The congressional district that needs to grow the most, based on the census data report, is the sixth district, followed by the fifth and the fourth, respectively. The congressional districts that need to shrink the most are the seventh and the first. These results are based upon the current population of the districts in relation to a target population of 770,528 per district. 

Washington State Redistricting

Based on a target population of 157,251, the legislative districts that need to grow the most are the 19th and the 24th, in the Olympic Peninsula, and the 14th, 15th, 16th, and 3rd in the Spokane area.
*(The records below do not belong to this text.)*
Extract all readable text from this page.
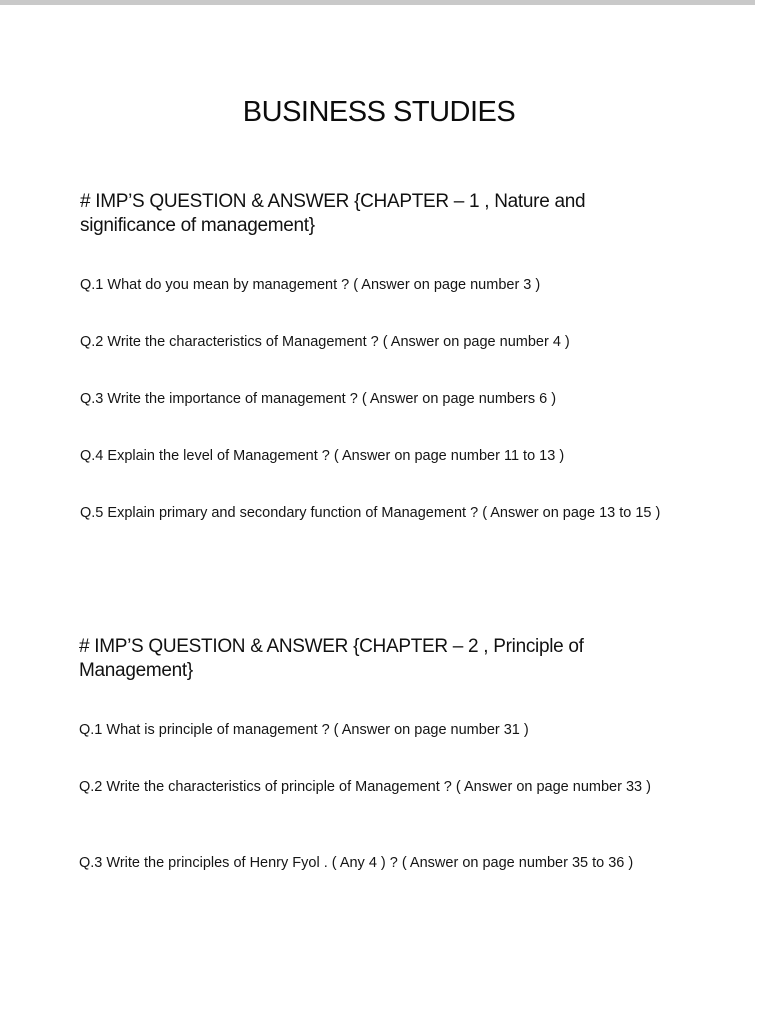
BUSINESS STUDIES
# IMP’S QUESTION & ANSWER {CHAPTER – 1 , Nature and significance of management}
Q.1 What do you mean by management ? ( Answer on page number 3 )
Q.2 Write the characteristics of Management ? ( Answer on page number 4 )
Q.3 Write the importance of management ? ( Answer on page numbers 6 )
Q.4 Explain the level of Management ? ( Answer on page number 11 to 13 )
Q.5 Explain primary and secondary function of Management ? ( Answer on page 13 to 15 )
# IMP’S QUESTION & ANSWER {CHAPTER – 2 , Principle of Management}
Q.1 What is principle of management ? ( Answer on page number 31 )
Q.2 Write the characteristics of principle of Management ? ( Answer on page number 33 )
Q.3 Write the principles of Henry Fyol . ( Any 4 ) ? ( Answer on page number 35 to 36 )
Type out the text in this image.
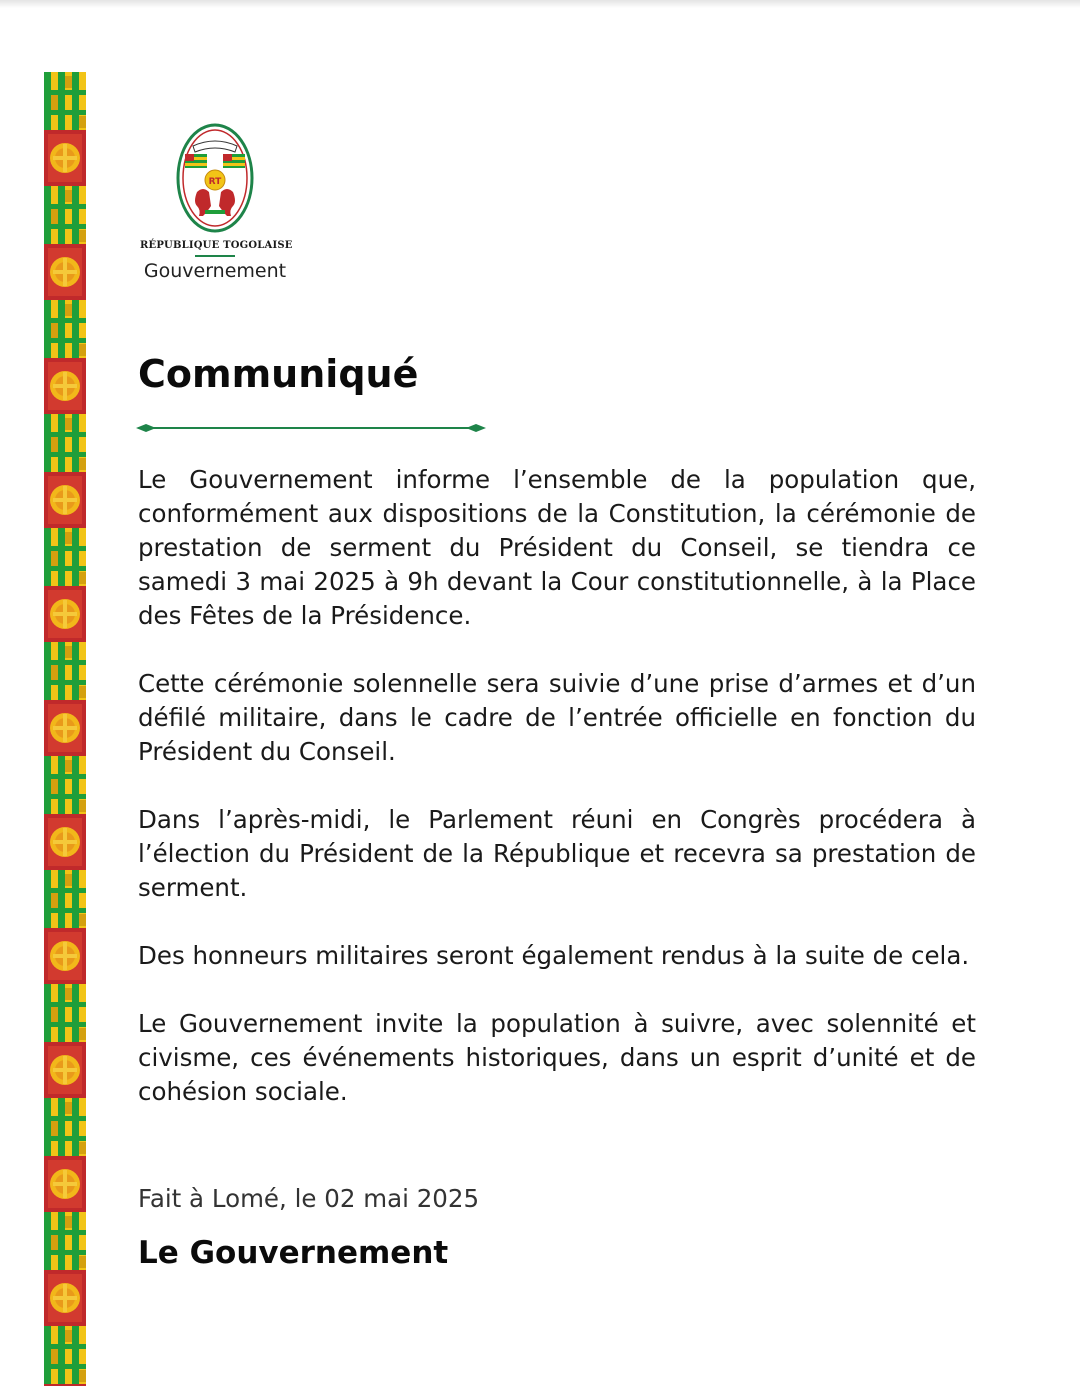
RT
RÉPUBLIQUE TOGOLAISE
Gouvernement
Communiqué

Le Gouvernement informe l’ensemble de la population que, conformément aux dispositions de la Constitution, la cérémonie de prestation de serment du Président du Conseil, se tiendra ce samedi 3 mai 2025 à 9h devant la Cour constitutionnelle, à la Place des Fêtes de la Présidence.

Cette cérémonie solennelle sera suivie d’une prise d’armes et d’un défilé militaire, dans le cadre de l’entrée officielle en fonction du Président du Conseil.

Dans l’après-midi, le Parlement réuni en Congrès procédera à l’élection du Président de la République et recevra sa prestation de serment.

Des honneurs militaires seront également rendus à la suite de cela.

Le Gouvernement invite la population à suivre, avec solennité et civisme, ces événements historiques, dans un esprit d’unité et de cohésion sociale.

Fait à Lomé, le 02 mai 2025
Le Gouvernement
Puget Sound’s 43rd, the 46th, and the 48th districts are the districts that need to shrink the most, analyzed Lisa McLean, Executive Director for the Washington State Redistricting Committee, at the business meeting on August 16. 

Four days after the Census Bureau’s updated report, the commission held a business meeting, August 16, to analyze the data and how it should affect the boundaries of the state’s congressional and legislative mapping. 

Beginning September 21, draft legislative maps will be released and on September 28, four draft congressional maps will be released, one per commissioner. These maps will be available for public comment until November 15. The commission not only welcomes public comment on these drafts but encourages the public to use a mapping tool that communicates to the commissioners about the boundaries of certain communities of interest and comment on the existing legislative and congressional districts. 

Communities of Interest are used to help stakeholders understand local interests in preserving areas within a district. A Community of Interest can be a subdivision, a city, a neighborhood, or any geographic area defined and submitted for consideration.

Although the deadline for public comments and Community of Interest submissions closes November 15, the commission has decided to keep the mapping tool accessible on its website to allow Social Studies teachers and parents to teach their children about electoral boundaries. 

Washington State Redistricting Commission

Every 10 years, after the federal government publishes updated census information, Washington redraws the boundaries of these districts to ensure they represent an equal number of residents. A bipartisan Washington State Redistricting Commission is established for this purpose, consisting of four voting members — two Democrats and two Republicans — selected by the leaders of the Democratic and Republican caucuses in the state House and Senate. A fifth nonvoting chairperson is then picked by the voting members.

The four commissioners appointed are April Sims (D), Paul Graves (R), Brady Piñero Walkinshaw (D), and Joe Fain (R), with Sarah Augustine chairing without a vote. 

It is the commission’s role to draw the district lines in conformity with strict, nonpartisan rules designed to create districts of relatively equal population that will provide fair representation for all Washingtonians.

The four voting commissioners have the power and responsibility to vote, ultimately creating and adopting a redistricting plan. Voting commissioners will make decisions that will create maps that best represent the interest of Washingtonians. 

The mandate of the commission, set out in the Washington State Redistricting Act, is to accomplish state legislative and congressional districting in accordance with the Washington State Constitution. The bipartisan commission was created to listen to the public every ten years so that the district would be run by statute and by public input.

The Constitution of the United States allows each state to determine its own processes for redistricting within certain bounds. Washington is one of only seven states that redistricts by commission and has since 1890. 

The Committee will meet again Monday, September 20, to discuss map drafts before releasing them to the public for comment.